The Performance Shed / Downtown Chicago

Rather than looking like Mies (which is self-explanatory), or signifying like Mies (i.e. trying to affect our contemporaries as Mies' work impressed his own audiences in 1939-68), we will simply strive to be like him once again. Pointed studies in mathematical and sensual aesthetics will provide the basis for individual or group projects leading to the deployment of instrumentally updated prototypes in response to the material and programmatic requirements of the terrifying "blank" horizontal typologies at which Mies excelled. Built or merely planned, these so-called "Performance Sheds" include, among others, the 1950 52 IIT Crown Hall, the 1953 Convention Hall, the 1962 Berlin New National Gallery, plus countless generic proposals emanating from MvdR in the 1950s and 1960s. In their day these beautiful protomat buildings reformulated the type of the clear-span horizontal organisation with varying degrees of efficiency. Today they impress us mostly with their formal rigor and simplicity, structural excess, and frequent lack of fitness to purpose (most notably in Berlin, where the art collections had to be shoved underground). The studio will work towards redeveloping the type and updating its functionality, structure, and envelope performance in response to contemporary, multi-faceted user programmes and opportunities defined by the studio participants themselves.



In deference to Mies's American heritage and the significant horizontal structures built there by MvdR from 1939 onwards, our proposals will be sited in Chicago. We have identified several riverside locations available for redevelopment south of the Eisenhower Expressway. Other potential locations include the site of the unbuilt proposal for a 1953 Chicago Convention Hall, sadly now occupied by an alternative MvdR clone by way of compensation (as is often the case throughout urban America: try locating the Seagram building on Park Avenue NY for the first time without being repeatedly distracted by copies).



Strategies and Expectations

The expectations of this studio will be critical and technical in equal parts. Participants will begin by researching and contributing individual thematic ideas to a group publication titled the Mies Applications Catalogue. They will then turn their attention to the sites and work out proposals through material model-making techniques and custom-written software with an interface to numeric fabrication.

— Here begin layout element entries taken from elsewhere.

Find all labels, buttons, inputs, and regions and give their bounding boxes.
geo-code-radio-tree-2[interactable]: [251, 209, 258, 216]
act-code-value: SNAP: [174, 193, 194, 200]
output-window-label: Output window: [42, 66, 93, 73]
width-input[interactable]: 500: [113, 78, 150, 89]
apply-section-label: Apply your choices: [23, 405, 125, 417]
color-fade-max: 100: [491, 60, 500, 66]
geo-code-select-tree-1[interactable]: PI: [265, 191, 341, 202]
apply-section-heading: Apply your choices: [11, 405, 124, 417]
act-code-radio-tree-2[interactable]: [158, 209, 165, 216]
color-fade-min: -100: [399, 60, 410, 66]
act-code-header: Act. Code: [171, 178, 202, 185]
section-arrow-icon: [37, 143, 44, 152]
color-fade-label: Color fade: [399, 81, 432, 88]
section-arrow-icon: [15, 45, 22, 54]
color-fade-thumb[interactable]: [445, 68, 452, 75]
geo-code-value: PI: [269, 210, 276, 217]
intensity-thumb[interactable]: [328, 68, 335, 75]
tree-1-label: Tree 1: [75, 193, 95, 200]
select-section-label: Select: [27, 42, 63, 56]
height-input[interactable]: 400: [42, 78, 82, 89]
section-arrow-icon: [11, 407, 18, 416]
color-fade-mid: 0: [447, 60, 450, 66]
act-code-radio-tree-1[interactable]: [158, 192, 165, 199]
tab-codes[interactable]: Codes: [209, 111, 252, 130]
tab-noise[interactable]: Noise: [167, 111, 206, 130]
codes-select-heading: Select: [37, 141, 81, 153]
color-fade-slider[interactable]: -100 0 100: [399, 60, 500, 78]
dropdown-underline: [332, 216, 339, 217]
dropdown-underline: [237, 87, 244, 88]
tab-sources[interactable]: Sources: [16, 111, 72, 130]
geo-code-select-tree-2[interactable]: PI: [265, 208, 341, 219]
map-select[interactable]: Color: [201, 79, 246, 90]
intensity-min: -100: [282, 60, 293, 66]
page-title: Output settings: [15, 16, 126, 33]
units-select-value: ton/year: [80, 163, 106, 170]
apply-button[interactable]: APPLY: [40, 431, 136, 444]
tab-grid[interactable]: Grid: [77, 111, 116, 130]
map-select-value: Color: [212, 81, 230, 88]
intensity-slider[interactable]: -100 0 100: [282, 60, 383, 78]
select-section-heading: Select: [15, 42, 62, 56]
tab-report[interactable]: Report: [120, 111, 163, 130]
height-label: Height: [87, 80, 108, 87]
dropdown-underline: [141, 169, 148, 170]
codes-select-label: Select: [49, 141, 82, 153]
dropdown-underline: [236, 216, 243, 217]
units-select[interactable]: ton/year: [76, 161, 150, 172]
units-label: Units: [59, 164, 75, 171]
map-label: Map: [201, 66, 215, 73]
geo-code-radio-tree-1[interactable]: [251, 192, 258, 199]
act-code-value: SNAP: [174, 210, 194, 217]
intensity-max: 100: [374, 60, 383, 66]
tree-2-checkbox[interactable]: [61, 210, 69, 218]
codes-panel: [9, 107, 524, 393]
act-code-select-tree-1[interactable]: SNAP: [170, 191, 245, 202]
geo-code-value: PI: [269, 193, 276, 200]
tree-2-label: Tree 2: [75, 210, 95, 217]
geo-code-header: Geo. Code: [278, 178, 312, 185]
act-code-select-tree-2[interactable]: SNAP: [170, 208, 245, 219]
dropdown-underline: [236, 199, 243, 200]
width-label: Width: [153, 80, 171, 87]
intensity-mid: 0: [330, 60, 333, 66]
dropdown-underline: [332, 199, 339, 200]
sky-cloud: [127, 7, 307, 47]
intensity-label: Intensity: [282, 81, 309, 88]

The semester's theoretical foundation will overlap with the theory/fabrication seminar offering Superficial Spaces / Formalism Now (GSD 2404 fall term, George L. Legendre). Key topics of theoretical and practical importance will include the study of material superficial organizations and the nature of parametric modulation. Of key importance will be the relevance of analytic geometry, data modelling, and numeric fabrication to this prime Miesian adage, the integration of structure and space.



To get first-hand experience of Mies' architecture in its modernist berth -as well as select individual sites- we will visit Chicago during the fourth week of September. Given the emphasis on structure, the studio will maintain an ongoing association with structural engineer professor Hanif Kara.